Dari keterangan yang dihimpun Karantina Gorontalo, diketahui daging-daging tersebut berasal dari Luwuk, Kabupaten Banggai yang rencananya akan didistribusikan ke pasar Tomohon, Sulawesi Utara (Sulut). Terhadap pemilik telah dimintai keterangan.
Menurut Ende, semua komoditas pangan, baik daging maupun pangan segar lainnya yang didistribusikan ke wilayah Gorontalo wajib dilengkapi dokumen persyaratan, sesuai dengan Undang-Undang Nomor 21 tahun 2019 tentang Karantina Hewan, Ikan, dan Tumbuhan.

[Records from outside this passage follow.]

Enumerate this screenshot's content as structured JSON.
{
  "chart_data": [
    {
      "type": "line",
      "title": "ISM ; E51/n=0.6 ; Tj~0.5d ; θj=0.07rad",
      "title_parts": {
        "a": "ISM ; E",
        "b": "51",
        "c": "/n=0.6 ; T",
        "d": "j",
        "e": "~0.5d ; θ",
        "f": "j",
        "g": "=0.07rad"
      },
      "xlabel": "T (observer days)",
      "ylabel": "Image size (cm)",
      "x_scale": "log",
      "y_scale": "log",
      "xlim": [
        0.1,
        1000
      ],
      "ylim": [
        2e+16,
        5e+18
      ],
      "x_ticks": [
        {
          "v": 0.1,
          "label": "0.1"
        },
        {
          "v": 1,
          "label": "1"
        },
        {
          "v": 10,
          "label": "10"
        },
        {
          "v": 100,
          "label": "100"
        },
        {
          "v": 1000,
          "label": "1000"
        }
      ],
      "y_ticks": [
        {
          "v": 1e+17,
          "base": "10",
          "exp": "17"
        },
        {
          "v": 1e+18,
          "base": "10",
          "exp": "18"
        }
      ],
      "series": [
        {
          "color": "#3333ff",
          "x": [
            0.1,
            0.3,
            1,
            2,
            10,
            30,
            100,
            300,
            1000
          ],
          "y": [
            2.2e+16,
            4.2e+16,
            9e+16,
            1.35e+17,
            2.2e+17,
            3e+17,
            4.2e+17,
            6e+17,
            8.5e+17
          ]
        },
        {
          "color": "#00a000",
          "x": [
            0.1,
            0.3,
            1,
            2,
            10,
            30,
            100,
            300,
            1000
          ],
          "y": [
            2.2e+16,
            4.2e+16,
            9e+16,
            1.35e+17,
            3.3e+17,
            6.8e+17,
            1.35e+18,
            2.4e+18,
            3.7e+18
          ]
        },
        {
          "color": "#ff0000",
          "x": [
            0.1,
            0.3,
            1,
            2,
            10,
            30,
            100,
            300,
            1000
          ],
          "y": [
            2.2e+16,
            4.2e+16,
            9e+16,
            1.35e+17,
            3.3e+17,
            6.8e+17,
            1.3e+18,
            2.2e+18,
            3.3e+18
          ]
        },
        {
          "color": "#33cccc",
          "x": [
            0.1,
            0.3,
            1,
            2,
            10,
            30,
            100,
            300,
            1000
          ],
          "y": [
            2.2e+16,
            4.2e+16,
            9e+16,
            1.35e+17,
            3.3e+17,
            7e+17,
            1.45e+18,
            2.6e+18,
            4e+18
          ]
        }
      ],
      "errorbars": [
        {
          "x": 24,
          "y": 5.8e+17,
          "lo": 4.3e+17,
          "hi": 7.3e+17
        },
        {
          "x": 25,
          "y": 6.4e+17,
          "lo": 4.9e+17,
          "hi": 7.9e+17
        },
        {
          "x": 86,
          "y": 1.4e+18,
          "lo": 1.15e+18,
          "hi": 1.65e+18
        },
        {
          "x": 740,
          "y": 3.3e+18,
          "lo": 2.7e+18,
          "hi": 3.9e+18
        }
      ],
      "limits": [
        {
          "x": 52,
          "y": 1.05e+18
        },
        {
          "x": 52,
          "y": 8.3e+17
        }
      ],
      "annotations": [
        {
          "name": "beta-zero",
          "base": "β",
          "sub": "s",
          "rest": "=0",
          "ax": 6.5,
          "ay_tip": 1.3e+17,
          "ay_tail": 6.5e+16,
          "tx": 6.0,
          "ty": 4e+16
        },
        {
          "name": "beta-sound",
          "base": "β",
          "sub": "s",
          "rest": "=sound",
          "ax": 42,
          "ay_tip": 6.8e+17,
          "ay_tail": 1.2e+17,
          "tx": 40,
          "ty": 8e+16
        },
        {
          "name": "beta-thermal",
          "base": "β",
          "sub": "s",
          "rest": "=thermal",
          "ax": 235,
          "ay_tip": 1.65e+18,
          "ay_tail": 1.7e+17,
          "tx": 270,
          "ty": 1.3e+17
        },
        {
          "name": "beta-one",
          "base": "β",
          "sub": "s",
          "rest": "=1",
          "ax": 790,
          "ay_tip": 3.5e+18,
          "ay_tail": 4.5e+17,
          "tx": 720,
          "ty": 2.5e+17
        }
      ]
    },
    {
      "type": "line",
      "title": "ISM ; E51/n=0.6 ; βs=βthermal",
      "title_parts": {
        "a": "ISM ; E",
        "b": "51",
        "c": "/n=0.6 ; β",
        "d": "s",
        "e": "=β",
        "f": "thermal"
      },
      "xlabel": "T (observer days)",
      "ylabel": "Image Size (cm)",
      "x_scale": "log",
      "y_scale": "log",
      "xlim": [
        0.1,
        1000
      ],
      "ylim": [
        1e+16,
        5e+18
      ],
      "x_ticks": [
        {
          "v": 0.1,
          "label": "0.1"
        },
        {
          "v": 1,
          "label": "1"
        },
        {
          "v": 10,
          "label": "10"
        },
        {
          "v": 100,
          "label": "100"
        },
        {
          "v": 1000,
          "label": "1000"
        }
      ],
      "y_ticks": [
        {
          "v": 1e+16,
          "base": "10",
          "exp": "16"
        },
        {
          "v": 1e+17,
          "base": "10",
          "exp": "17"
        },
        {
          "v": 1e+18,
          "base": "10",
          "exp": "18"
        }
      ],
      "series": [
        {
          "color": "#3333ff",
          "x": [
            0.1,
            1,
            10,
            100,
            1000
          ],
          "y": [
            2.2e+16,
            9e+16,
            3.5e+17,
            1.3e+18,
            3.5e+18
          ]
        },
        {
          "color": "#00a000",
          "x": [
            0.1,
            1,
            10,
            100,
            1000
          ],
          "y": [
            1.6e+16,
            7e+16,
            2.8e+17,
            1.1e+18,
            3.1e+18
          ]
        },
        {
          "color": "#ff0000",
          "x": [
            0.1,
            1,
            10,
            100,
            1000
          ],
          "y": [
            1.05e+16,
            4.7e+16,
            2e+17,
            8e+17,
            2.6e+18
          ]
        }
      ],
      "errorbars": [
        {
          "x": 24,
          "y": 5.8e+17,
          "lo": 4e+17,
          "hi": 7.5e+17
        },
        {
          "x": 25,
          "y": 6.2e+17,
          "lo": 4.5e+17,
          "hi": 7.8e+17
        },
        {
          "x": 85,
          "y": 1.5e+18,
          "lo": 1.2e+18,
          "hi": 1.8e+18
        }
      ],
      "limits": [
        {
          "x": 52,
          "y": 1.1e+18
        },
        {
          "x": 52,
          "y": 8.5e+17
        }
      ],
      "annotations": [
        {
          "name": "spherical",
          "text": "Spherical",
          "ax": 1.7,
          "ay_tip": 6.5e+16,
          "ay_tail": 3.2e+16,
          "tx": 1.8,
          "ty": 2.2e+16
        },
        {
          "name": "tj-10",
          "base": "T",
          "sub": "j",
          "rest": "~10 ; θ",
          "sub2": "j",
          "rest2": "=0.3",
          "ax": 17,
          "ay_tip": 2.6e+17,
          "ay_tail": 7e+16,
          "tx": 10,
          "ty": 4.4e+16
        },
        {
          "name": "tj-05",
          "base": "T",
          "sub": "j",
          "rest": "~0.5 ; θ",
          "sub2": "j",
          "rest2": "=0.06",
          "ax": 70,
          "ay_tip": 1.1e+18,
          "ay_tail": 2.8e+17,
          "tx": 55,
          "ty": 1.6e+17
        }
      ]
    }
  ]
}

Hal tersebut menurutnya bertujuan untuk memastikan komoditas pangan yang masuk ke Gorontalo adalah pangan yang sehat dan aman.
“Jadi semua komoditas hewan, ikan, tumbuhan atau produknya itu harus dilaporkan ke petugas karantina ya, dari semua wilayah, petugas kita ada di Pelabuhan dan itu tidak sulit, intinya kita harus memastikan semuanya sehat dan aman,” jelas Ende.
Penahanan tersebut menurut Ende terjadi saat petugas Karantina Gorontalo tengah melakukan tugas rutin pengawasan lalulintas media pembawa dan alat angkut di Pelabuhan Gorontalo.